Впрочем, хотел ли Пастернак сам, чтобы люди добирались до сути его стихов?
Теперь я думаю, что эти усилия понять до конца строфу за строфой были совсем и не обязательны – в его поэзии строфа, строка, образ или слово действуют внесознательно, это в полном смысле не познавательная, но чисто эмоциональная поэзия через слух (или глаз), что-то трепещет в нас в ответ на нее, и копаться в ней совершенно не нужно.


В берлинские месяцы Пастернак был в своем первом периоде. Между первым и третьим (стихи доктора Живаго) был у него второй: характерная смесь Рильке и Северянина, отмеченная некоторой долей графомании, легкостью отклика на «весну», «лето», «осень», «зиму», «листопад», «одиночество», «море» и т.д., словно написаны стихи на заданную тему – чего никогда не было у Есенина, и что Маяковский возвел в прием, как результат «социального заказа».


Позже, уже в Париже, я знала ту, которая теперь упоминается во всех биографиях Пастернака и о которой есть строки в «Охранной грамоте»: «две сестры Высоцкие», из которых старшая была первой любовью Пастернака, когда ему было четырнадцать лет и которую позже он встретил в Марбурге, где жил студентом (летом 1912 года). Он сделал ей предложение, и она тогда отказала ему. Он страдал от неразделенной любви и начал писать стихи «день и ночь» (но главным образом о природе).

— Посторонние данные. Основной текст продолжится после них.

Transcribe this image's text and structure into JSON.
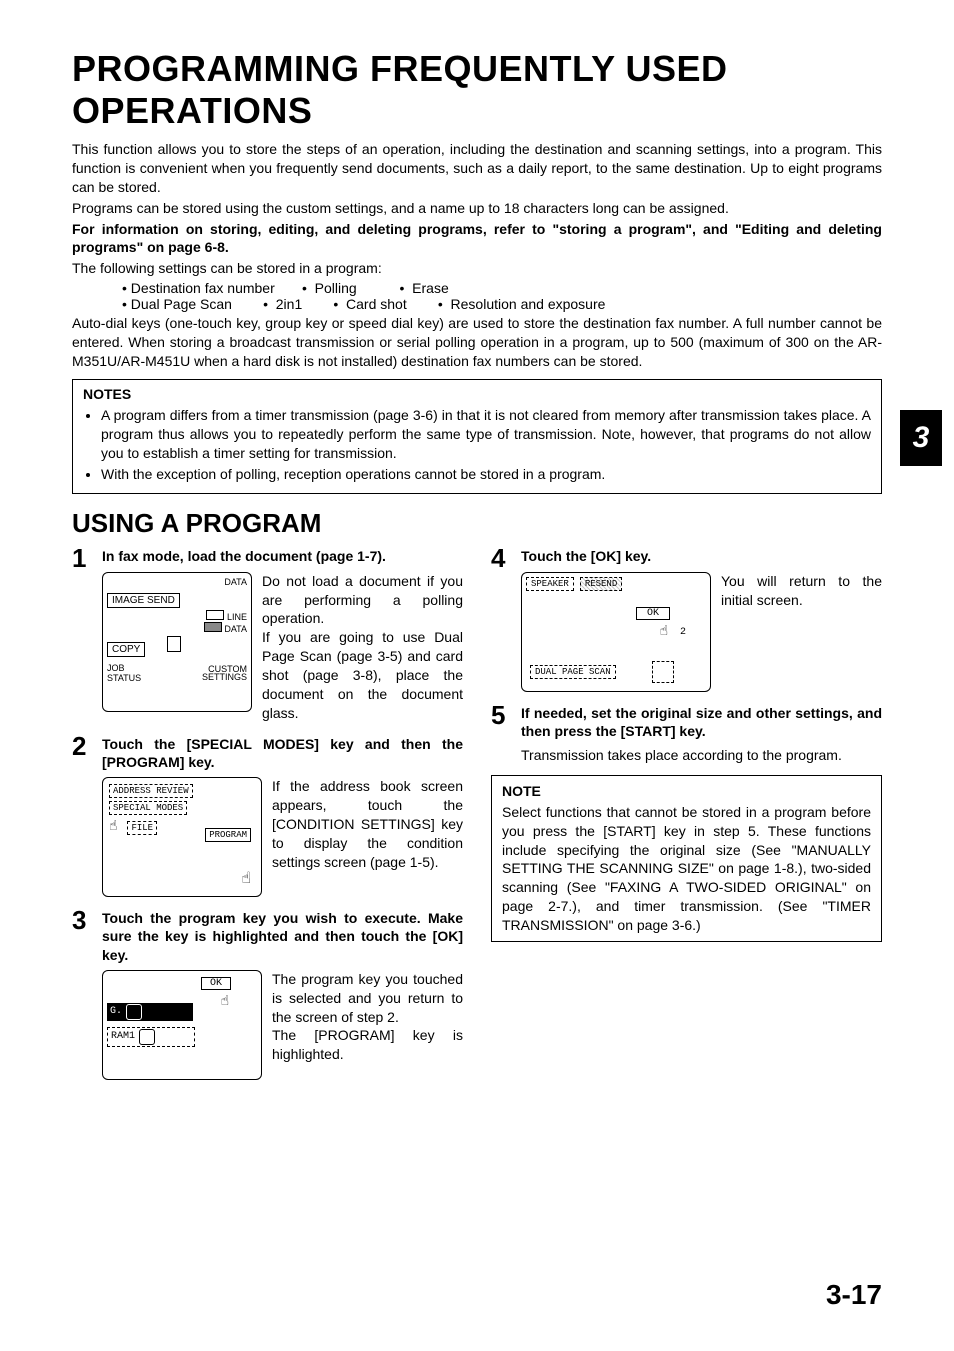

В Париже она была уже замужем, когда я знала ее. Обе сестры почему-то весьма непочтительно назывались Бебка и Решка. Решка была старшая, тоненькая, рыженькая, в веснушках. Вторая, с которой я была ближе знакома, иногда называлась Бебочка – она была очень хороша собой, с прекрасными глазами, строгим профилем и женственными движениями.


Пропасть разделяла меня с ней – она жила в светской, буржуазной среде, выезжала, но почему-то, когда мы встречались, мы всегда были рады друг другу: я чувствовала в ней и прелесть ее, и душевную мягкость. Она тоже была с сестрой в Марбурге, когда случился разрыв Решки с Пастернаком.


«Темноты» в его стихах – именно потому, что они в стихах – теперь меня уже давно не беспокоят, но что сказать о его статьях, письмах, ответах на анкеты, его интервью? Теперь кажется, что эти «темноты» были созданы им нарочно, чтобы настоящую мысль спрятать подальше, прикрыть, закамуфлировать: в статье «Черный бокал» (1916), в письмах к Горькому (1921-1928), в анкете по поводу постановления компартии о литературе (1925), в «Минской» речи (1936) немыслимо добраться до существа дела, все обрамлено виньетками отвлеченных слов, не имеющих никакого отношения к главной теме, этот стиль соблазнительно назвать «советским рококо» – он, конечно, ни Горькому, ни читателям анкеты не мог быть понятен. А что если это не камуфляж?


А что если такими виньетками годами шла мысль Пастернака, пока он не нашел для себя новый способ думать, которым и воспользовался в «Докторе Живаго»? Этот метод «Живаго» выдуман не им: он был в расцвете в русской литературе до эпохи символизма.
Третью сторону его мышления – уже не рококо, но и не стиль восьмидесятых годов прошлого века – отражает его переписка с Ренатой Швейцер. Каждому, кто любит Пастернака, необходимо прочитать переписку его с племянницей д-ра Альберта Швейцера, вышедшую в 1964 году в оригинале, по-немецки.


В этой небольшой книжке – история знакомства, письма его, отрывки писем Ренаты и история ее поездки к нему в Переделкино – Пастернак отражен полностью и во всей своей неизменности. Даже его лицо на фотографии осталось почти прежним – лицо подростка (как было замечено иностранными журналистами).
После чтения этой переписки несомненно одно: его молодая поэзия, от которой он более или менее отрекся в старости, была в его жизни не более как прекрасной и, может быть, даже гениальной случайностью.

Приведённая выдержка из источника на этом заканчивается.